Domain knowledge. You must know what "correct" looks like in your problem space. You must be able to evaluate output — not as a programmer, but as someone who understands the domain. You must be willing to push back when something isn't working and describe what's wrong precisely enough for the AI to respond usefully.
Boilerplate: config systems, GUI scaffolding, file I/O, logging, threading. Library discovery: the AI knows which Python library handles screen capture, which handles OCR, which handles mouse control — and writes the glue code between them. Error diagnosis: paste a traceback and get a root cause, not a Stack Overflow link.
Calibration to your specific physical setup. Judgment calls about when a "theoretically better" approach is too complex to be reliable. Testing against real hardware. Recognizing when the AI's confident output is wrong because you're the only one who can see the screen.

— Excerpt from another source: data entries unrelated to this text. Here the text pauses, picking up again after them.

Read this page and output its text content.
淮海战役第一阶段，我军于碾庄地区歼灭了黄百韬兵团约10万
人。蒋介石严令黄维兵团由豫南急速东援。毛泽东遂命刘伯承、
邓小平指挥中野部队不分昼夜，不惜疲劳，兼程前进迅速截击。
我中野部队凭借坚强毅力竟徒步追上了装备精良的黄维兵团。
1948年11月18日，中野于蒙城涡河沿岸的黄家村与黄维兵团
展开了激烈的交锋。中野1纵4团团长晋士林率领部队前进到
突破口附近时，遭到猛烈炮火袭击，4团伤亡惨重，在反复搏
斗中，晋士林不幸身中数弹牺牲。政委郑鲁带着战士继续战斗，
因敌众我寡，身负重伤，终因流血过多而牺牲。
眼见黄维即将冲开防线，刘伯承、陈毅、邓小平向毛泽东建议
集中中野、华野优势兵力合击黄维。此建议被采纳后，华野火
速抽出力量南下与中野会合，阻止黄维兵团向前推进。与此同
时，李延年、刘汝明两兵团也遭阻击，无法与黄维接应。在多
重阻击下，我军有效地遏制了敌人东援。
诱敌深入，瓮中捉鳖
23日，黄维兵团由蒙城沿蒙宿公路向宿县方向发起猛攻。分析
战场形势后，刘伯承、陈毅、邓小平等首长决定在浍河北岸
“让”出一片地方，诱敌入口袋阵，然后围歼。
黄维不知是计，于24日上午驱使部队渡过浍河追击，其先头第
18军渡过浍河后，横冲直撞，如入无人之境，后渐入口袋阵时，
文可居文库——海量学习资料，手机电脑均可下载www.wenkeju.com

This is not a story about AI replacing skilled people. It's a story about a skilled person with a clear problem getting a capable coding partner on demand. The inventor's background in image processing let them recognize OCR failures, diagnose alignment issues, and evaluate cascade behavior — none of that came from the AI.
What the AI provided: speed. The architecture that would have taken days to research and write took an hour of conversation. The debugging that would have required forum searches and documentation reading happened in real time. The pivot from OCR to template matching was a one-exchange decision.
Something worked in an hour. It wasn't perfect. It was real. That's the point.